Dramatic views on the Wales Coast Path
On the north-east coast, however, where the cliffs of the triple-peaked Yr Eifl (The Rivals, in its Anglicised form, though the name actually means ‘the forks’) plunge to the sea, the coast path necessarily has to run a little inland. The route it takes is over the pass between the highest central summit (564m) and its seaward neighbour: it’s a visually dramatic section, made even more so with a detour to the summit; the views from the top are glorious – you could say unrivalled…at least on the Llŷn Peninsula.

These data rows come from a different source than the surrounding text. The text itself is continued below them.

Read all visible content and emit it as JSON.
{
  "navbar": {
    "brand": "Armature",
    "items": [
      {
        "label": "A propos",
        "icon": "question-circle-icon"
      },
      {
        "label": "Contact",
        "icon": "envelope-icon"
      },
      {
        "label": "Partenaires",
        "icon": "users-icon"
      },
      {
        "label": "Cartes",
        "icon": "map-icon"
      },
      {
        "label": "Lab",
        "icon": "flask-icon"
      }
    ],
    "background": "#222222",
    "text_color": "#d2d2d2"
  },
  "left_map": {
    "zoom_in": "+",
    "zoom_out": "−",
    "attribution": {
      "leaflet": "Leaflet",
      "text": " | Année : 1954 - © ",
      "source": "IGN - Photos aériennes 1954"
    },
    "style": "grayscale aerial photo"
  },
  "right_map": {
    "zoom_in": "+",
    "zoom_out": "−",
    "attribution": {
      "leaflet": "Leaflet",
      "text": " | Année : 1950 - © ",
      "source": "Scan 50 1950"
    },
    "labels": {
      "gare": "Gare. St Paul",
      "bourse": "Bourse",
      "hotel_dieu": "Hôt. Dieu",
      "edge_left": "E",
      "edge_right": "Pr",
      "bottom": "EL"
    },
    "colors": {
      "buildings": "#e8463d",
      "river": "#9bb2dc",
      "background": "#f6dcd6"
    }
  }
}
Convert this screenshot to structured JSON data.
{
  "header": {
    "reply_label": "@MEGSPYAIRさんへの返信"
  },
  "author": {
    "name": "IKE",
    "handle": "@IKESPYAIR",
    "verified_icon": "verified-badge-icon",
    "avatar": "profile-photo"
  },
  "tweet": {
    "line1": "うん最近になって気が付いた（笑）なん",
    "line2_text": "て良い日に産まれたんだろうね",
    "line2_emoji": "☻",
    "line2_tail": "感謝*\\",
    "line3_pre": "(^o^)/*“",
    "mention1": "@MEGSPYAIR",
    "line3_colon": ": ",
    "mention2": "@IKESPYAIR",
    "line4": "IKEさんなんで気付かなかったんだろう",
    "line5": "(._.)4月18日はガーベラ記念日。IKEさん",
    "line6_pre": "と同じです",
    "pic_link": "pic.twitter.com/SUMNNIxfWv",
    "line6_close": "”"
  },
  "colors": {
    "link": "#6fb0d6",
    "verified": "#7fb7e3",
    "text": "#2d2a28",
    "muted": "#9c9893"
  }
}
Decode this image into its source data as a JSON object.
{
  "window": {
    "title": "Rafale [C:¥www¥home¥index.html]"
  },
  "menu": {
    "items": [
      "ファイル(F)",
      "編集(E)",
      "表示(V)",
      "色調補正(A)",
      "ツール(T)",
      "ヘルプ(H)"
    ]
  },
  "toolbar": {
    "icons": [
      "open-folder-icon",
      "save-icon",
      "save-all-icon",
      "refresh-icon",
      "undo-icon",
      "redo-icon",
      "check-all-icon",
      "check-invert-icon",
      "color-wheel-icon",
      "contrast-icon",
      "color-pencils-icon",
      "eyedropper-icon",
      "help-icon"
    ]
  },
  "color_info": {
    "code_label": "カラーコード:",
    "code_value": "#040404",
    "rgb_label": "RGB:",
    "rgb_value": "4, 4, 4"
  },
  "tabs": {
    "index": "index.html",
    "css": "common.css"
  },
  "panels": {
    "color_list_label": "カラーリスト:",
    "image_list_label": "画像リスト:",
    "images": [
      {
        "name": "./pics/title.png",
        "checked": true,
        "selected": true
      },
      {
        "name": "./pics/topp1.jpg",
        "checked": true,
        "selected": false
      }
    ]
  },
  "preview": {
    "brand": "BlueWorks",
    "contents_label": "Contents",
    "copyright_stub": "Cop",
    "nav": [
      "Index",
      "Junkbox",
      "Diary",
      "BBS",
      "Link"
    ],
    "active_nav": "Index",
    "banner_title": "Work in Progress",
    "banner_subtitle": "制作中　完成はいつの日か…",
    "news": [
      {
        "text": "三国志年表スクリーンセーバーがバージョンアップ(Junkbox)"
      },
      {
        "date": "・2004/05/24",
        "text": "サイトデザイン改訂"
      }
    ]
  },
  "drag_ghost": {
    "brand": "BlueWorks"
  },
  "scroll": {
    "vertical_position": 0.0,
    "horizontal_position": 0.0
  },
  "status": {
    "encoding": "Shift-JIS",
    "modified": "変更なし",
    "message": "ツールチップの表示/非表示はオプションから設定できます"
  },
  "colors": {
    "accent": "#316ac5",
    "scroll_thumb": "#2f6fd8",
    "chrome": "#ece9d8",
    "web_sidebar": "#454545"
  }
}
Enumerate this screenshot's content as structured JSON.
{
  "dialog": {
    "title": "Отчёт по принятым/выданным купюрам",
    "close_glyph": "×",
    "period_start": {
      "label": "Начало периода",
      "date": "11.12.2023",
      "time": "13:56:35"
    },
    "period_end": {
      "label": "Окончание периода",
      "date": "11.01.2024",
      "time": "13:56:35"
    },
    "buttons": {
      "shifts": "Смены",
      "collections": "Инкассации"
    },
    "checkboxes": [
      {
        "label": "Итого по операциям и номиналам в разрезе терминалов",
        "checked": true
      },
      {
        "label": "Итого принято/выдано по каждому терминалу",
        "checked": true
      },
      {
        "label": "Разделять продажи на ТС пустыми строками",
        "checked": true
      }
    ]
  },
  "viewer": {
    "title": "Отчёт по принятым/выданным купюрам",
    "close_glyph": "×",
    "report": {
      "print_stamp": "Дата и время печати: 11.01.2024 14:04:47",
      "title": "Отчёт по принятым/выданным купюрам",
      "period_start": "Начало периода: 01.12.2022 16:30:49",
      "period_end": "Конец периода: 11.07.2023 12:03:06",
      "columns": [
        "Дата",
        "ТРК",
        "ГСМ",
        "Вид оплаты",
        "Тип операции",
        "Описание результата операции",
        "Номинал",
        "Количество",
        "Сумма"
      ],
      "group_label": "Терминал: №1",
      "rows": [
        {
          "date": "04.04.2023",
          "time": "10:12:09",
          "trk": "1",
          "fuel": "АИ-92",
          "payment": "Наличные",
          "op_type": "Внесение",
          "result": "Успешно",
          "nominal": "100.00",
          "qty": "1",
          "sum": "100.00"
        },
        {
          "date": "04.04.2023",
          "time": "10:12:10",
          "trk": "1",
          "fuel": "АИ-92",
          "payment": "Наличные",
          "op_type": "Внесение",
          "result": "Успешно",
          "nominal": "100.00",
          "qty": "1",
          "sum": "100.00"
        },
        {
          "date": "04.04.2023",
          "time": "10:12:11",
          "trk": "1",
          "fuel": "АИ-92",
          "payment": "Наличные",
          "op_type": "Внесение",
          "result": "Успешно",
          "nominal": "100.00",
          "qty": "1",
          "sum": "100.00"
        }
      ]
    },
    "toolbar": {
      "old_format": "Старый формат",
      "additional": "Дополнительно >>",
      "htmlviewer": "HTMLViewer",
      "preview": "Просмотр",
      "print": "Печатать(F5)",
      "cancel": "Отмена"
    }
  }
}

The popular Ty Coch Inn at Porthdinllaen, near Nefyn on the Llyn Peninsula
Trefor harbour is one of my favourite spots along the Welsh coastline (and not just because it’s free to park here). Overlooked by the triple peaks of Yr Eifl to the south and those of Gyrn Goch, Gyrn Ddu and Moel Pen-llechog to the north-east, it’s a very scenic spot indeed. Nowadays it’s popular with anglers, boaters and day-trippers, but in the past it was a busy port used for the export of granite from Yr Eifl quarry. As well as road setts and curbs, the granite has also been used for Olympic curling stones.
The climb to the pass and then on up to the top of Yr Eifl is ideal for those days when cloud blankets the higher peaks of Snowdonia, but you still want a good uphill leg stretch – with views. Today was just such a day. The start of the walk over the grassy cliff-tops affords an impressive view of the cliffs of Yr Eifl ahead with thrift and foxgloves adding colour to the scene in summer. From the pass of Bwlch yr Eifl I headed on up to the central summit. The views, hazy as they were today, were worth the effort, as ever, taking in the length of the Llŷn Peninsula in one direction and the mountains of Snowdonia in the other. Also visible are the substantial remains of the hill fort that crowns the summit of the easternmost peak of Yr Eifl.
Historic hidden valley
It’s downhill all the way from here to the valley of Nant Gwrtheyrn, where the atmospheric old quarrying village has been restored as a Welsh Language and Heritage Centre. The latter is well worth a leisurely look round. Welsh language courses are held at Nant Gwrtheyrn, as too are weddings. Spotting a few young women in long gowns (and startlingly high heels) I assumed a wedding was indeed taking place. But it turned out to be a school prom (they didn’t have those in my day, and surely heels were never that high!) Shorts and trail shoes being somewhat inappropriate attire for the occasion I slipped away quietly and continued along the lovely stretch of coastline that leads to the little church at Pistyll, a stopover for pilgrims in the past.
The next section of the route takes you away from the coast until you reach Nefyn. It was too beautiful an evening to finish there so I strolled on along the cliff-top path above Porth Nefyn to Porth Dinllaen, two fine sweeping bays with Yr Eifl once more forming an impressive backdrop.
The pub on the beach at the latter is a very popular spot, but I was happy instead to savour the sunset in solitude from the top of the cliffs before the taxi ride back to Trefor.